贾周微微避让了些,道:“改日罢,我要回府了。”
闻言,女子也不强留,贾周遂穿了衣,从榻上起身。
须臾,贾周从妓馆中出来,一名小厮模样的人匆匆跑来,塞给他一张纸条,目色惶急:“李太医令,让小的交给您的急信!”
贾周展开纸条,但见上面写着:“右昭仪于宫中突发急症,口吐白沫,昏厥不醒,情势危急!”落款是李云洲特头的标记。
贾周脸色骤变。
沮渠那菲是沮渠牧犍之妹,更是他潜伏宫要守护的人。
当下,贾周不及细想,遂下所有事务,驱车赶往皇宫。
宫城已经下钥,但贾周作为宗爱的亲信,自是能随意出入。
不久,贾周一头冲进沮渠那菲的寝宫,左右顾盼:“昭仪!昭仪您怎么了?!”
然而,迎接他的并非病重的沮渠那菲,而是端坐殿中、面色沉静的武威公主拓跋月,和在她身旁、脸色灰败的李云洲。

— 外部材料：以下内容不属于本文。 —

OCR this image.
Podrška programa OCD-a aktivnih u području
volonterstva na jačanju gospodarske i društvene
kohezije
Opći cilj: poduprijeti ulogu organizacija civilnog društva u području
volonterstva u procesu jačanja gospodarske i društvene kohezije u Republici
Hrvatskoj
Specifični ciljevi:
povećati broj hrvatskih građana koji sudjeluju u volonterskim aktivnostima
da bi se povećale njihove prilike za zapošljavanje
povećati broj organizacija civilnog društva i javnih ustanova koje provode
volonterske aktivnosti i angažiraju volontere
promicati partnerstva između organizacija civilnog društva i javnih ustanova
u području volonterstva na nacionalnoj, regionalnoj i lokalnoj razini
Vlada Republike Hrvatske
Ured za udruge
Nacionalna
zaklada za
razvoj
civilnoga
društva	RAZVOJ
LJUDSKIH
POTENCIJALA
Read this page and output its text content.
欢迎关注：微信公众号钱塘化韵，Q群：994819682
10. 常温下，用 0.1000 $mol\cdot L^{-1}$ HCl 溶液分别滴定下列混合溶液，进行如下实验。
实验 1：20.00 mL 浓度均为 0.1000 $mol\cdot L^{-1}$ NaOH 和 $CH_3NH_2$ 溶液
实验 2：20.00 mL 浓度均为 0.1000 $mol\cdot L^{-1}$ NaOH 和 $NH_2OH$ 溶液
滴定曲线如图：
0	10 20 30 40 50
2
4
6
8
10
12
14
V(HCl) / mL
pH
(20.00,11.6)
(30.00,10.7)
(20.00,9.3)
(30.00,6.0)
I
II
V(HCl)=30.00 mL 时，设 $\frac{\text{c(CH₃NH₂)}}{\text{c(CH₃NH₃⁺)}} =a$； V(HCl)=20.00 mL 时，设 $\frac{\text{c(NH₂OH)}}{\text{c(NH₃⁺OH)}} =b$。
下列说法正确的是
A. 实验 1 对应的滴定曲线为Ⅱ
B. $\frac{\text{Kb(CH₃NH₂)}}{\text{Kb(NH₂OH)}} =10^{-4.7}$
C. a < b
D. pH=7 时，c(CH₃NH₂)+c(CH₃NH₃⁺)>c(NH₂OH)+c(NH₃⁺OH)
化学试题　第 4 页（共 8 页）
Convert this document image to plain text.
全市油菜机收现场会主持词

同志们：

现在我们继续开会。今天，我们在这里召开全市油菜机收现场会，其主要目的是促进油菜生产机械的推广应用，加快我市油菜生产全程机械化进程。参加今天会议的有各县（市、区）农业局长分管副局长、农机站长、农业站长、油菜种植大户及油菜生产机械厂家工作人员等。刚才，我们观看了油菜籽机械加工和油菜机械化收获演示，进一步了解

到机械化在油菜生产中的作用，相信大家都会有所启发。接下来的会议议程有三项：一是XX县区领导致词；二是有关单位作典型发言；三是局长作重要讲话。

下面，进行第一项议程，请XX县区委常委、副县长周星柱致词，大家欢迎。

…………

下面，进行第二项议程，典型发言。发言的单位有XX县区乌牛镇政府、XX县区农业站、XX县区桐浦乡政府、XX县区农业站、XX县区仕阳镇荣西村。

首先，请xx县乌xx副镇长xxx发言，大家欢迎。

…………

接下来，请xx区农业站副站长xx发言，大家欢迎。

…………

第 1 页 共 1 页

殿门在他身后缓缓关闭,数名公主府的护卫悄然出现,堵住了他的退路。
“贾公公,或者说……丁鹏统领,别来无恙?”拓跋月冷冷开口。
中计了!
贾周猛一扭头,瞪视着李云洲:“李云洲!你竟敢出卖我?”
李云洲避开他的目光,嘴唇翕张,却没说出话。
他并非自愿,而是因拓跋月软硬兼施,方才配合她设下此局。